柄谷行人を読む(16)『マルクスその可能性の中心』

 最初に私は、本書と『意味という病』の間に「切断」はないと述べました。これからその理由を明らかにすることにしましょう。もう一度、『意味という病』の議論の構図を確認しておきます。それは「実存か社会か」という問いに対して、実存の問いも社会の問いもいずれも理論であり、それに先立って実存社会という現実があるというものでした。本書においても基本的には同じ視点から議論が展開されています。

 柄谷の描き出す「マルクスの価値形態論」では、貨幣とはもろもろの使用価値の関係を覆い隠しているものです。そこで柄谷はこの貨幣に先立つ現実を描き出そうとするのですが、ここでは逆に現実が貨幣によって覆い隠される過程について考えてみましょう。もちろん「マルクスの価値形態論」において、貨幣は一挙に現実を覆い隠すのであって、なにか時系列的な段階のようなものを踏んでそうするわけではありません。あくまでも以下の記述は、形式的な関係を明らかにするためのものであることを忘れないでください。

 さて柄谷の記述によると、現実にあるのはもろもろの使用価値の関係だけであり、それがそのまま差異であるとみなされています。
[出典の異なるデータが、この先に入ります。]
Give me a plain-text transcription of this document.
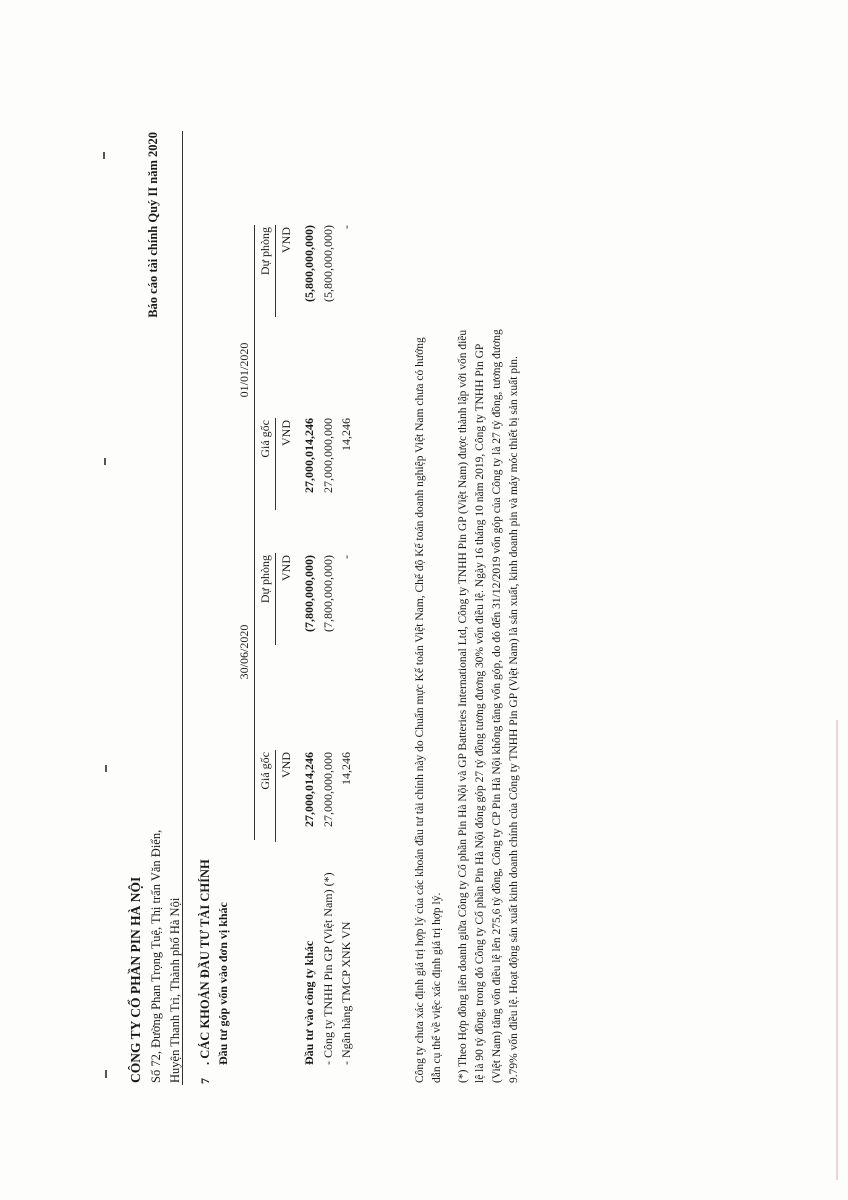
CÔNG TY CỔ PHẦN PIN HÀ NỘI Số 72, Đường Phan Trọng Tuệ, Thị trấn Văn Điển, Huyện Thanh Trì, Thành phố Hà Nội
Báo cáo tài chính Quý II năm 2020
7
. CÁC KHOẢN ĐẦU TƯ TÀI CHÍNH Đầu tư góp vốn vào đơn vị khác
30/06/2020
01/01/2020
Giá gốc
Dự phòng
Giá gốc
Dự phòng
VND
VND
VND
VND
Đầu tư vào công ty khác
27,000,014,246
(7,800,000,000)
27,000,014,246
(5,800,000,000)
- Công ty TNHH Pin GP (Việt Nam) (*)
27,000,000,000
(7,800,000,000)
27,000,000,000
(5,800,000,000)
- Ngân hàng TMCP XNK VN
14,246
-
14,246
-
Công ty chưa xác định giá trị hợp lý của các khoản đầu tư tài chính này do Chuẩn mực Kế toán Việt Nam, Chế độ Kế toán doanh nghiệp Việt Nam chưa có hướng dẫn cụ thể về việc xác định giá trị hợp lý. (*) Theo Hợp đồng liên doanh giữa Công ty Cổ phần Pin Hà Nội và GP Batteries International Ltd, Công ty TNHH Pin GP (Việt Nam) được thành lập với vốn điều lệ là 90 tỷ đồng, trong đó Công ty Cổ phần Pin Hà Nội đóng góp 27 tỷ đồng tương đương 30% vốn điều lệ. Ngày 16 tháng 10 năm 2019, Công ty TNHH Pin GP (Việt Nam) tăng vốn điều lệ lên 275,6 tỷ đồng, Công ty CP Pin Hà Nội không tăng vốn góp, do đó đến 31/12/2019 vốn góp của Công ty là 27 tỷ đồng, tương đương 9.79% vốn điều lệ. Hoạt động sản xuất kinh doanh chính của Công ty TNHH Pin GP (Việt Nam) là sản xuất, kinh doanh pin và máy móc thiết bị sản xuất pin.
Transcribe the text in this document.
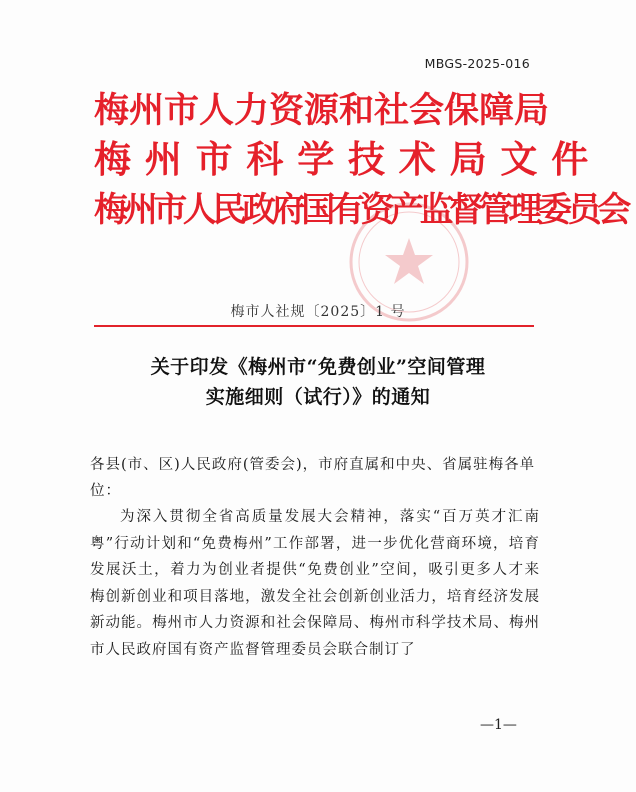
MBGS-2025-016
梅州市人力资源和社会保障局
梅州市科学技术局文件
梅州市人民政府国有资产监督管理委员会
梅市人社规〔2025〕1 号
关于印发《梅州市“免费创业”空间管理
实施细则（试行）》的通知
各县(市、区)人民政府(管委会)，市府直属和中央、省属驻梅各单位：
为深入贯彻全省高质量发展大会精神，落实“百万英才汇南粤”行动计划和“免费梅州”工作部署，进一步优化营商环境，培育发展沃土，着力为创业者提供“免费创业”空间，吸引更多人才来梅创新创业和项目落地，激发全社会创新创业活力，培育经济发展新动能。梅州市人力资源和社会保障局、梅州市科学技术局、梅州市人民政府国有资产监督管理委员会联合制订了
—1—
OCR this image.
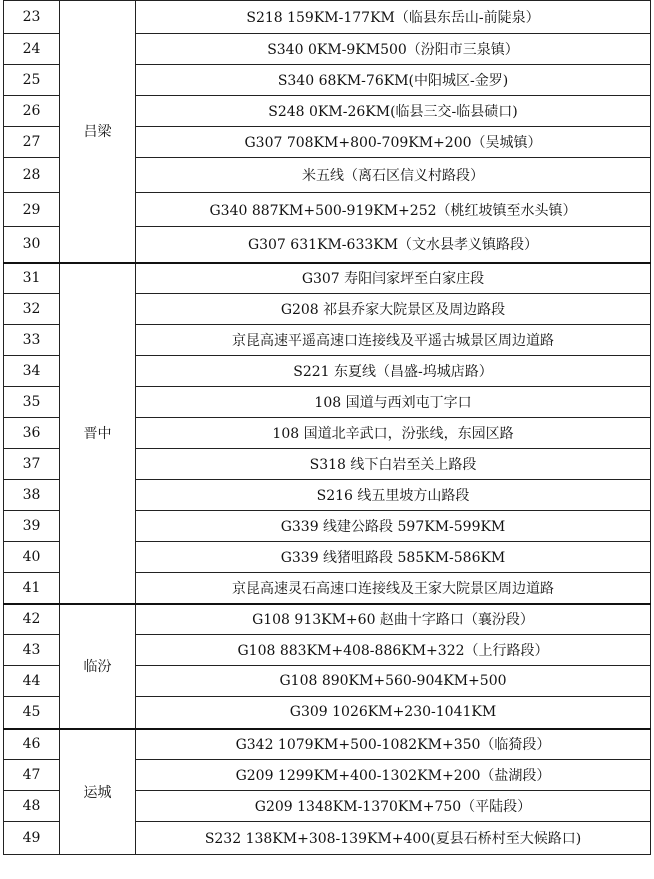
23	吕梁	S218 159KM-177KM（临县东岳山-前陡泉）
24		S340 0KM-9KM500（汾阳市三泉镇）
25		S340 68KM-76KM(中阳城区-金罗)
26		S248 0KM-26KM(临县三交-临县碛口)
27		G307 708KM+800-709KM+200（吴城镇）
28		米五线（离石区信义村路段）
29		G340 887KM+500-919KM+252（桃红坡镇至水头镇）
30		G307 631KM-633KM（文水县孝义镇路段）
31	晋中	G307 寿阳闫家坪至白家庄段
32		G208 祁县乔家大院景区及周边路段
33		京昆高速平遥高速口连接线及平遥古城景区周边道路
34		S221 东夏线（昌盛-坞城店路）
35		108 国道与西刘屯丁字口
36		108 国道北辛武口，汾张线，东园区路
37		S318 线下白岩至关上路段
38		S216 线五里坡方山路段
39		G339 线建公路段 597KM-599KM
40		G339 线猪咀路段 585KM-586KM
41		京昆高速灵石高速口连接线及王家大院景区周边道路
42	临汾	G108 913KM+60 赵曲十字路口（襄汾段）
43		G108 883KM+408-886KM+322（上行路段）
44		G108 890KM+560-904KM+500
45		G309 1026KM+230-1041KM
46	运城	G342 1079KM+500-1082KM+350（临猗段）
47		G209 1299KM+400-1302KM+200（盐湖段）
48		G209 1348KM-1370KM+750（平陆段）
49		S232 138KM+308-139KM+400(夏县石桥村至大候路口)
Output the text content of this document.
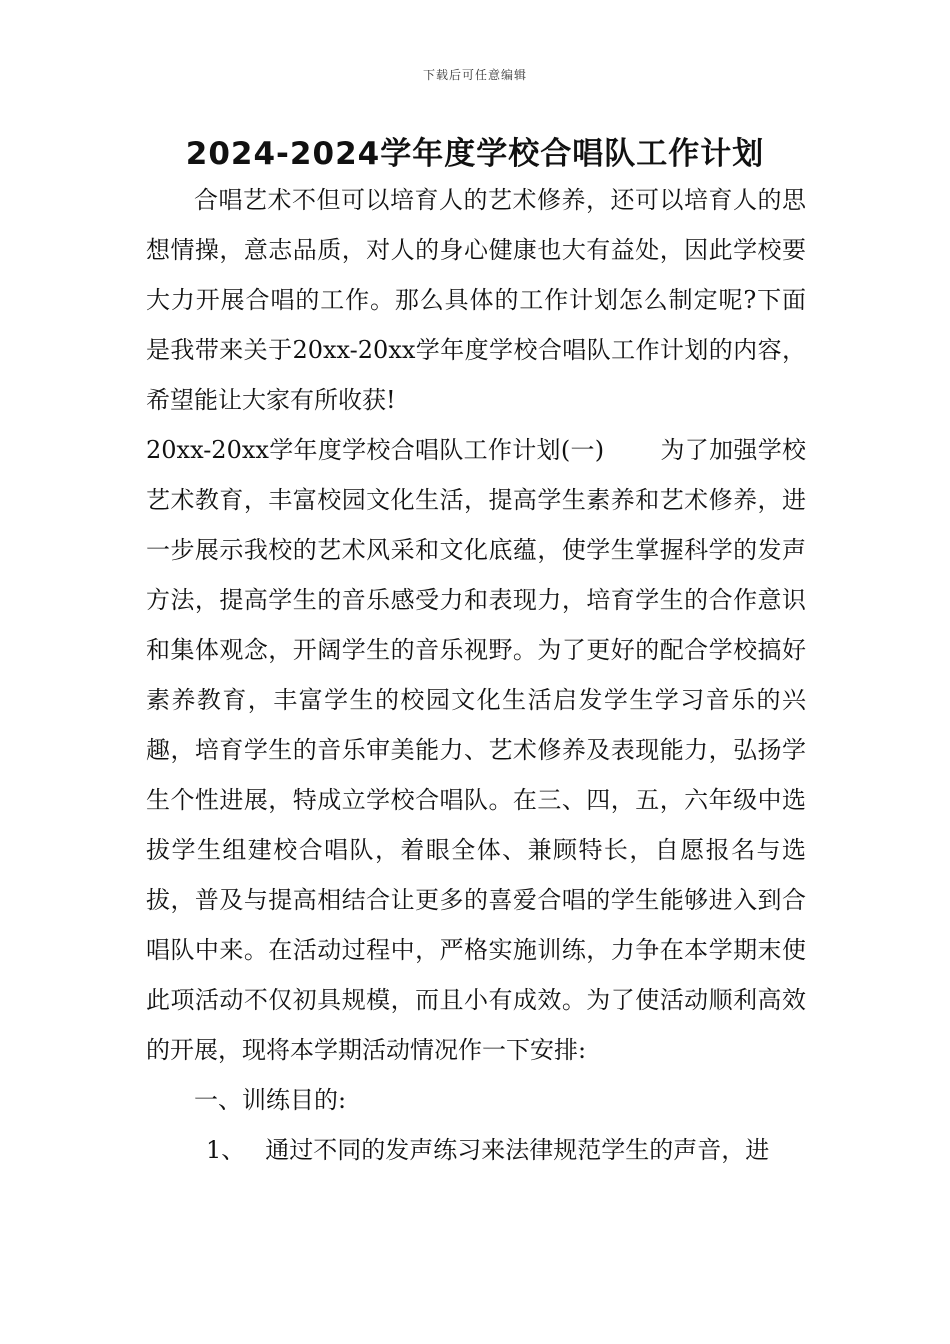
下载后可任意编辑
2024-2024学年度学校合唱队工作计划

合唱艺术不但可以培育人的艺术修养，还可以培育人的思想情操，意志品质，对人的身心健康也大有益处，因此学校要大力开展合唱的工作。那么具体的工作计划怎么制定呢?下面是我带来关于20xx-20xx学年度学校合唱队工作计划的内容，希望能让大家有所收获!

20xx-20xx学年度学校合唱队工作计划(一) 为了加强学校艺术教育，丰富校园文化生活，提高学生素养和艺术修养，进一步展示我校的艺术风采和文化底蕴，使学生掌握科学的发声方法，提高学生的音乐感受力和表现力，培育学生的合作意识和集体观念，开阔学生的音乐视野。为了更好的配合学校搞好素养教育，丰富学生的校园文化生活启发学生学习音乐的兴趣，培育学生的音乐审美能力、艺术修养及表现能力，弘扬学生个性进展，特成立学校合唱队。在三、四，五，六年级中选拔学生组建校合唱队，着眼全体、兼顾特长，自愿报名与选拔，普及与提高相结合让更多的喜爱合唱的学生能够进入到合唱队中来。在活动过程中，严格实施训练，力争在本学期末使此项活动不仅初具规模，而且小有成效。为了使活动顺利高效的开展，现将本学期活动情况作一下安排:

一、训练目的:

1、 通过不同的发声练习来法律规范学生的声音，进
この「総体的なまたは拡大された価値形態」において、相対的価値形態と等価形態はけっして限定的な関係をとらない。シニフィエとしての商品もまたシニフィアンとしてあらわれるからである。たとえば、「亜麻布の価値が上衣の使用価値で表示される」というとき、亜麻布と上衣の位置がいれかわってもかまわない。いいかえれば、「価値」なるものはなく、相異なる使用価値の関係が、もっと正確にいえば「差異」のたわむれが根底にあるだけなのだ。
同書、p37。


 しかし、この記述はいささか曖昧であり、正しくないというべきでしょう。そもそも使用価値というものは、その言葉の通りすでに「価値」を前提としたものです。柄谷は「価値」なるものは貨幣によってもたらされたものだといっているのですから、その意味では使用価値も貨幣によってもたらされるのであり、すでに貨幣が現実を覆い隠すことに加担しています。よって正確には、現実には「使用」だけがあるというべきでしょう。では「使用」とは何でしょうか。いうまでもなくそれは、私たち人間が物質を用いることです。つまり、私たちはただ物質を使っている、それだけが現実なのです*1。そして差異とは、「使用」における人間と物質の間にある差異のことであり、さらにいえば人間と物質は違うということそのものなのです。すべてはここから始まります。


マルクスその可能性の中心 (講談社学術文庫)

*1:さらにいえば、あるのはただ人間と物質のもろもろの関係だけであり、「使用」というのもその関係のひとつに過ぎない。